28600kw x 3.413 / 12000 = 8 ton of cooling required.....................

site should have 3) 5ton units .  (2 for primary and one redundant unit along with AC4 controls)

i dont have an engineering degree.

blower only works on high

Reply #7
maybe you can convert the btu calc to temp in degrees,, i love math.  see if my btu is right

blower only works on high

Reply #8
Quote from: jcassity;307586
Most people can make the repair like stated but they have to understand that the jumper must continue to be the weakest link , thats why i say the smaller wire the better.

I have been running a 30awg strand with no insulation for a long time.
 

I think using any wire to replace the thermal fuse is a bad idea.
I also think using small gauge wire is even a worse idea.

Reread post #4

blower only works on high

Reply #9
i already said you were right, i agree totally.

Lets also look at the wires used as fuses on the solenoid where the awg is stepped down a couple sizes in order to create that heat and fire that could happen.

it would be better if a section of solder could be bonded to replace the thermal fuse but durability might be the trade off.

the open coil resistors have a lower resistivity than the small conductor i have installed, however, again, the smaller wire is the weakest link in series with the blower motor on high.

since the resistor wires are much larger than 30awg, they would have less resistance.  example, 18awg uncoated has about 7 to 8 ohms resistance per 1000ft.  larger wires have less resistance for the same 1000ft.

this would mean that a 30awg wire would have greater resistance per 1000ft.

throw any resistance value up against ohms law and we have the current drop across the 30awg wire.

lets assume 30awg is 15ohms per 1000ft.,, thats a current drop of .8A.  much more likely to blow more easily than a larger wire.

i agree using a solid wire isnt the engineered idea but neither are fuse links a good idea imho.  there is a reason why fuse links are the smaller / weakest link.

maybe im confused on why a larger conductor would be better.  it would take longer to blow and collect much more heat and may not be the weakest link in the circuit.

where can we easily find thermal limiters off the shelf?

I remember saying that it might be better to use a circuit breaker type fuse or a plain fuse in place of the thermal limiter on another thread a long time ago and you disagreed wth that also.

iether way, you are right.  fix it right would be to use the thermal limiter.

blower only works on high

Reply #10
The thermal limiter (fuse) has contacts that are spring loaded to be open. The contacts are held closed by a substance that will melt at the rated temp and allow the contacts to spring open.
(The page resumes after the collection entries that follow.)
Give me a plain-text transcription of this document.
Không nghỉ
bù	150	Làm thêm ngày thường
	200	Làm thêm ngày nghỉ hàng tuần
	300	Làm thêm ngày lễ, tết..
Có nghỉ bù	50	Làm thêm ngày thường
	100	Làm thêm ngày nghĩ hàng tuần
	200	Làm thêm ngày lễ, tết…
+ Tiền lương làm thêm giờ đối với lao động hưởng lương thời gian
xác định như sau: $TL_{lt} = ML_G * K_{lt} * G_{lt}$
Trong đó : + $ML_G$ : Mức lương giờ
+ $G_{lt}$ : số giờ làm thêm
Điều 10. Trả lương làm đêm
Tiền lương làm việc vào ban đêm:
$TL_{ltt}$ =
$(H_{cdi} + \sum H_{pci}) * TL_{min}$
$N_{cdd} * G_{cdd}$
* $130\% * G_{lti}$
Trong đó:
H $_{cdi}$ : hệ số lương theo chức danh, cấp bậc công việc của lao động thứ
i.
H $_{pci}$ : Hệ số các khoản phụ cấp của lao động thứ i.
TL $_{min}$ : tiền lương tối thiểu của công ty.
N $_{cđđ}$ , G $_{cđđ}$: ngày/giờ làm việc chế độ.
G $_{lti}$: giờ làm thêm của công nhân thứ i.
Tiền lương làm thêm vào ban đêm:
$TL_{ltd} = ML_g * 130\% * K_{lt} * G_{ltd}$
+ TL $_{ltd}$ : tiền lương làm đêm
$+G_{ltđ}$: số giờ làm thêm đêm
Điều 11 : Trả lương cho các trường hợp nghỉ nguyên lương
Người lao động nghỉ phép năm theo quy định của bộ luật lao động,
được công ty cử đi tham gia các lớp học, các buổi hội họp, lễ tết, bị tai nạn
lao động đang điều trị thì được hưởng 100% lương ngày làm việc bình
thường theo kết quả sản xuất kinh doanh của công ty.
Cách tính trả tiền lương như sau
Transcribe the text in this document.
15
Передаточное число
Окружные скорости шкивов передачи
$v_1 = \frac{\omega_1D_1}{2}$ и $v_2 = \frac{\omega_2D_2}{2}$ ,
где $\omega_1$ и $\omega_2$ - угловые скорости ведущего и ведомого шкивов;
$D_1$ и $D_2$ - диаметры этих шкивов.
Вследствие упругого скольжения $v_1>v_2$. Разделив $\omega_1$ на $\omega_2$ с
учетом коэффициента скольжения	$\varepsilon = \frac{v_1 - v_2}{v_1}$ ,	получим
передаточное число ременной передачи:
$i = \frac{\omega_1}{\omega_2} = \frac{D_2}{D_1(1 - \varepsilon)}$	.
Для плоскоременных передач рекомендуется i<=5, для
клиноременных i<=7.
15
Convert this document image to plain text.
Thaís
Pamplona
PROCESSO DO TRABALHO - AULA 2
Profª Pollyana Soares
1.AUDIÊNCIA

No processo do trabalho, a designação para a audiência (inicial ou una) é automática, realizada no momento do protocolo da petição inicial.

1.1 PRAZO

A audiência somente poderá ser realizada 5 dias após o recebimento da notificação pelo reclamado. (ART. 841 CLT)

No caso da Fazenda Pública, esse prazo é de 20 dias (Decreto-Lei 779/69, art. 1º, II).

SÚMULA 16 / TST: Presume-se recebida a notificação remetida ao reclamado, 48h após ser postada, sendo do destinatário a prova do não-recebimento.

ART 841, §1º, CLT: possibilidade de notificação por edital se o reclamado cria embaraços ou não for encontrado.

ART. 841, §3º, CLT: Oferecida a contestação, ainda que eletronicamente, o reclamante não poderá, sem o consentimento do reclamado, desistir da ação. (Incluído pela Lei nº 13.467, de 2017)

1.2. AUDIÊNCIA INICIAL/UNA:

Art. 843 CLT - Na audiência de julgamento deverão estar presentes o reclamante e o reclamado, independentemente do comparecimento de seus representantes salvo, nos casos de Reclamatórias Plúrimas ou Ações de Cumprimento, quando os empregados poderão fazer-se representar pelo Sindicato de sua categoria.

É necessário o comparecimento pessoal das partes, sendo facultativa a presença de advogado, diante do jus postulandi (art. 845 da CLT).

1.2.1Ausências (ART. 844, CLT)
The heat that causes them to open is not generated by the current flowing through them but by an external source. The resisters in this case.

The 30 AWG wire adds another potential heat source to the resister block. This is the condition the thermal limiter was there to guard against.

The thermal limiter opens at 250°F. Copper wire melts at 1981°F

The "weakest link" is the 30 amp fuse in the fuse panel.

blower only works on high

Reply #11
Quote from: jcassity;307682
where can we easily find thermal limiters off the shelf?


hosfelt.com has 15a 121°C thermal fuses for $1.25.

Anyone who a has fan resister assemble out, please look at the thermal fuse and tell us what markings it has on it.

blower only works on high

Reply #12
I got this fixed. The problem was this resistor assy. One of the circuits did not have continuity. I got a used one from a local u pull it yard out of a taurus (Ford part number is slightly different). For whatever reason, I didn't receive any email notification for this thread.

softtouch, I'll see if I can read what is written on the thermal fuse tomorrow.